Frequency-Adaptive Pan-Sharpening with Mixture of Experts
Xuanhua He, Keyu Yan, Rui Li, Chengjun Xie, Jie Zhang, Man Zhou
TL;DR
The paper tackles pan-sharpening by introducing frequency-adaptive processing through a learnable frequency mask and a mixture-of-experts (MOE) framework. The method, FAME-Net, uses a DCT-based frequency mask predictor to partition features into high- and low-frequency streams (HF-MOE and LF-MOE) and an Experts Mixture module to dynamically fuse these streams with PAN/MS information. Key contributions include the first integration of MOE with frequency-domain processing in pan-sharpening, a differentiable Gumbel-Softmax-based mask, and a composite loss with reconstruction, mask, and load terms that balance expert utilization. Experimental results on WV2, GF2, and WV3 demonstrate state-of-the-art performance and strong generalization to real-world scenes, supported by ablations and visualizations of frequency-aware feature maps.
Abstract
Pan-sharpening involves reconstructing missing high-frequency information in multi-spectral images with low spatial resolution, using a higher-resolution panchromatic image as guidance.
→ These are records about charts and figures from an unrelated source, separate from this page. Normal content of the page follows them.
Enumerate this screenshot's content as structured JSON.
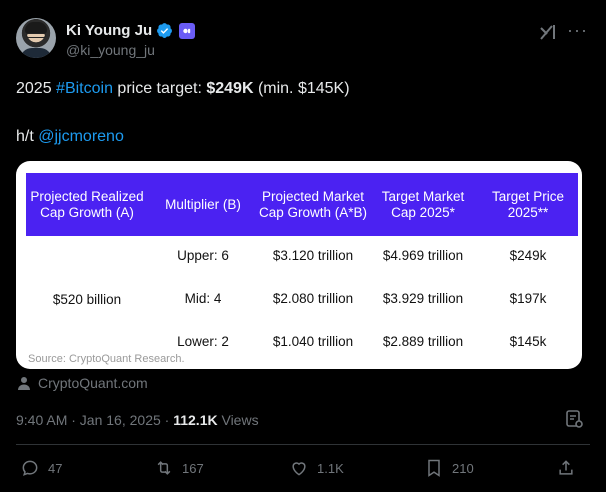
{
  "author": {
    "name": "Ki Young Ju",
    "handle": "@ki_young_ju"
  },
  "tweet": {
    "year": "2025 ",
    "hashtag": "#Bitcoin",
    "mid": " price target: ",
    "target": "$249K",
    "min": " (min. $145K)",
    "ht_prefix": "h/t ",
    "mention": "@jjcmoreno"
  },
  "table": {
    "headers": [
      "Projected Realized Cap Growth (A)",
      "Multiplier (B)",
      "Projected Market Cap Growth (A*B)",
      "Target Market Cap 2025*",
      "Target Price 2025**"
    ],
    "growth": "$520 billion",
    "rows": [
      {
        "multiplier": "Upper: 6",
        "market_cap_growth": "$3.120 trillion",
        "target_cap": "$4.969 trillion",
        "price": "$249k"
      },
      {
        "multiplier": "Mid: 4",
        "market_cap_growth": "$2.080 trillion",
        "target_cap": "$3.929 trillion",
        "price": "$197k"
      },
      {
        "multiplier": "Lower: 2",
        "market_cap_growth": "$1.040 trillion",
        "target_cap": "$2.889 trillion",
        "price": "$145k"
      }
    ],
    "source": "Source: CryptoQuant Research."
  },
  "attribution": "CryptoQuant.com",
  "meta": {
    "time": "9:40 AM · Jan 16, 2025 · ",
    "views_count": "112.1K",
    "views_label": " Views"
  },
  "actions": {
    "replies": "47",
    "reposts": "167",
    "likes": "1.1K",
    "bookmarks": "210"
  },
  "colors": {
    "background": "#000000",
    "link": "#1d9bf0",
    "table_header": "#4b22f2",
    "muted": "#71767b",
    "verified": "#1d9bf0"
  }
}
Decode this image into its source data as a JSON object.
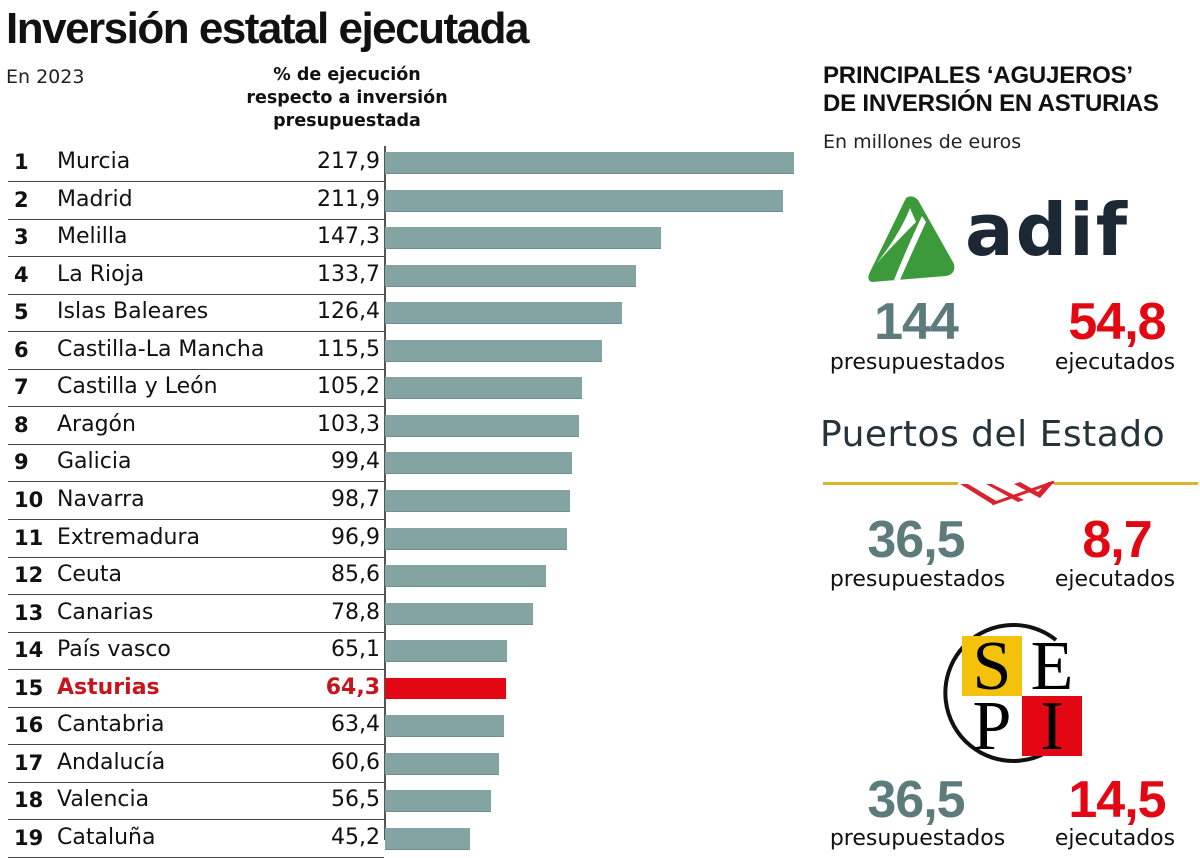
{
  "header": {
    "title": "Inversión estatal ejecutada",
    "subtitle": "En 2023",
    "column_header": [
      "% de ejecución",
      "respecto a inversión",
      "presupuestada"
    ]
  },
  "chart_data": {
    "type": "bar",
    "orientation": "horizontal",
    "title": "Inversión estatal ejecutada",
    "subtitle": "En 2023",
    "xlabel": "% de ejecución respecto a inversión presupuestada",
    "ylabel": "",
    "xlim": [
      0,
      217.9
    ],
    "grid": false,
    "highlight": "Asturias",
    "colors": {
      "default": "#84a3a3",
      "highlight": "#e30613"
    },
    "categories": [
      "Murcia",
      "Madrid",
      "Melilla",
      "La Rioja",
      "Islas Baleares",
      "Castilla-La Mancha",
      "Castilla y León",
      "Aragón",
      "Galicia",
      "Navarra",
      "Extremadura",
      "Ceuta",
      "Canarias",
      "País vasco",
      "Asturias",
      "Cantabria",
      "Andalucía",
      "Valencia",
      "Cataluña"
    ],
    "ranks": [
      1,
      2,
      3,
      4,
      5,
      6,
      7,
      8,
      9,
      10,
      11,
      12,
      13,
      14,
      15,
      16,
      17,
      18,
      19
    ],
    "values": [
      217.9,
      211.9,
      147.3,
      133.7,
      126.4,
      115.5,
      105.2,
      103.3,
      99.4,
      98.7,
      96.9,
      85.6,
      78.8,
      65.1,
      64.3,
      63.4,
      60.6,
      56.5,
      45.2
    ],
    "value_labels": [
      "217,9",
      "211,9",
      "147,3",
      "133,7",
      "126,4",
      "115,5",
      "105,2",
      "103,3",
      "99,4",
      "98,7",
      "96,9",
      "85,6",
      "78,8",
      "65,1",
      "64,3",
      "63,4",
      "60,6",
      "56,5",
      "45,2"
    ]
  },
  "side_panel": {
    "title_lines": [
      "PRINCIPALES ‘AGUJEROS’",
      "DE INVERSIÓN EN ASTURIAS"
    ],
    "subtitle": "En millones de euros",
    "entities": [
      {
        "name": "adif",
        "logo_text": "adif",
        "budgeted": "144",
        "executed": "54,8",
        "budgeted_label": "presupuestados",
        "executed_label": "ejecutados"
      },
      {
        "name": "Puertos del Estado",
        "logo_text": "Puertos del Estado",
        "budgeted": "36,5",
        "executed": "8,7",
        "budgeted_label": "presupuestados",
        "executed_label": "ejecutados"
      },
      {
        "name": "SEPI",
        "logo_letters": [
          "S",
          "E",
          "P",
          "I"
        ],
        "budgeted": "36,5",
        "executed": "14,5",
        "budgeted_label": "presupuestados",
        "executed_label": "ejecutados"
      }
    ],
    "colors": {
      "budgeted": "#5e7b7b",
      "executed": "#e30613"
    }
  }
}
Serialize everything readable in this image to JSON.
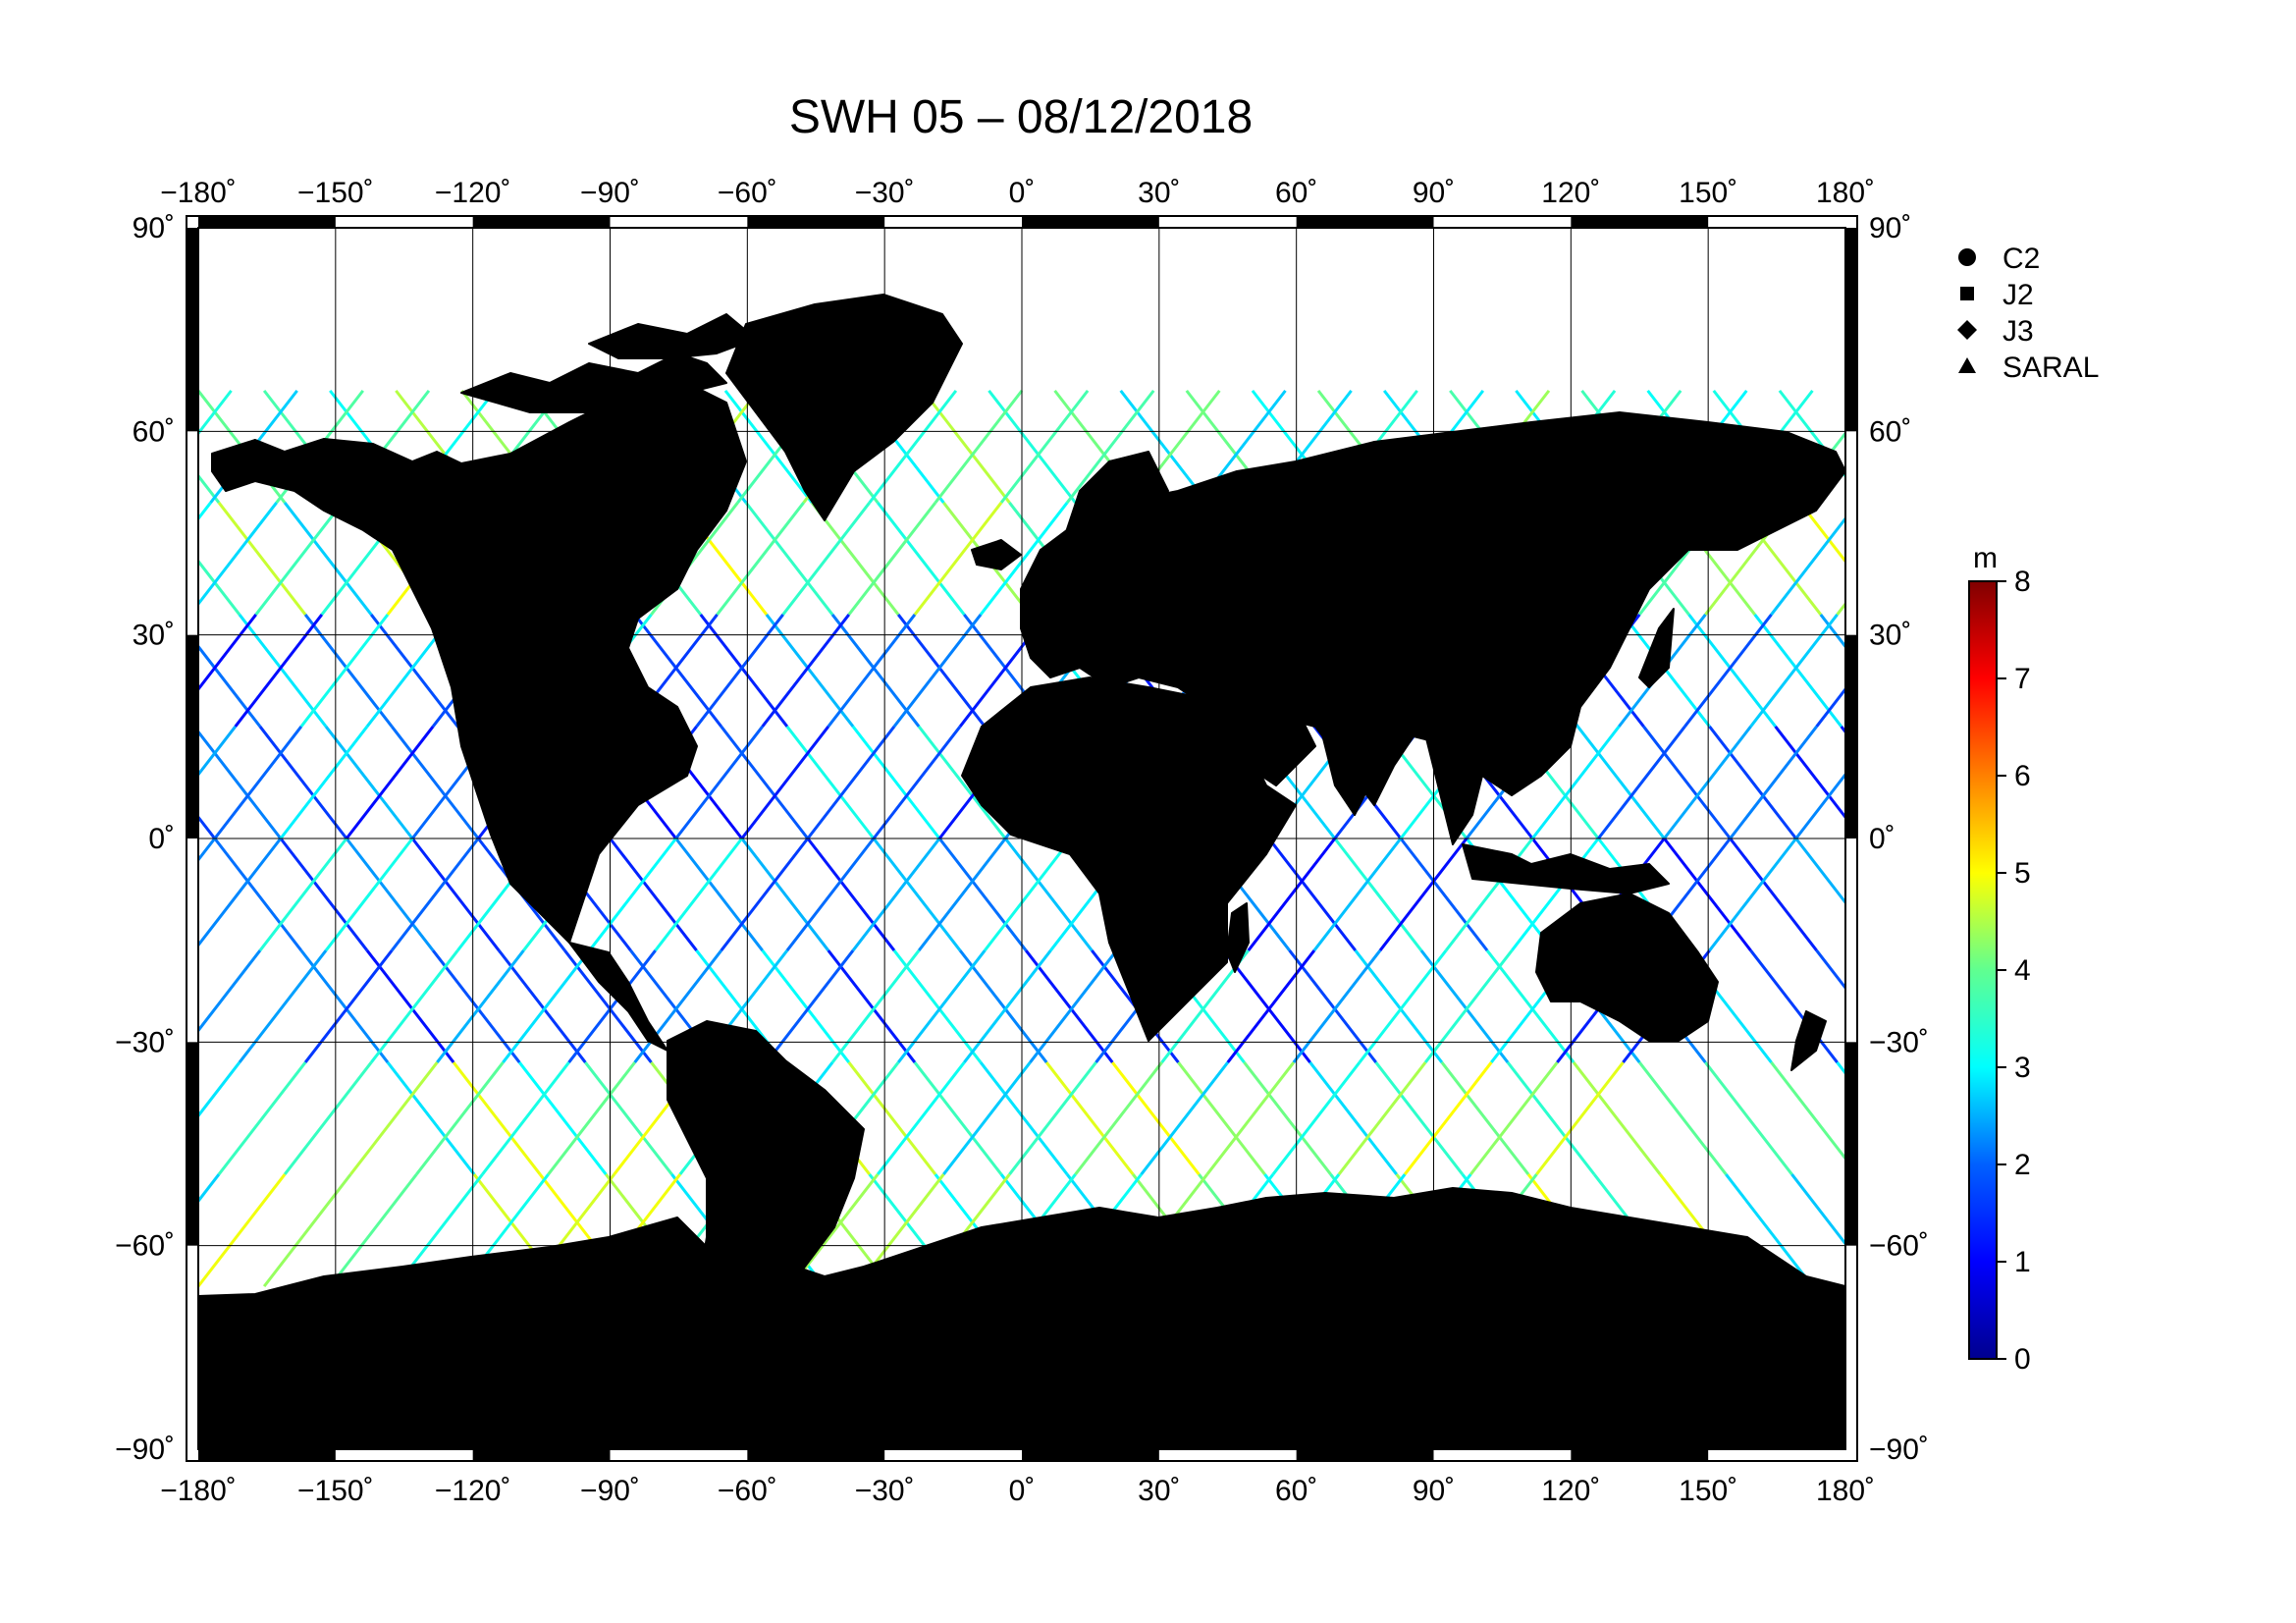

Although the inborn connection with frequency domain, existing pan-sharpening research has not almost investigated the potential solution upon frequency domain. To this end, we propose a novel Frequency Adaptive Mixture of Experts (FAME) learning framework for pan-sharpening, which consists of three key components: the Adaptive Frequency Separation Prediction Module, the Sub-Frequency Learning Expert Module, and the Expert Mixture Module. In detail, the first leverages the discrete cosine transform to perform frequency separation by predicting the frequency mask. On the basis of generated mask, the second with low-frequency MOE and high-frequency MOE takes account for enabling the effective low-frequency and high-frequency information reconstruction. Followed by, the final fusion module dynamically weights high-frequency and low-frequency MOE knowledge to adapt to remote sensing images with significant content variations. Quantitative and qualitative experiments over multiple datasets demonstrate that our method performs the best against other state-of-the-art ones and comprises a strong generalization ability for real-world scenes. Code will be made publicly at \url{https://github.com/alexhe101/FAME-Net}.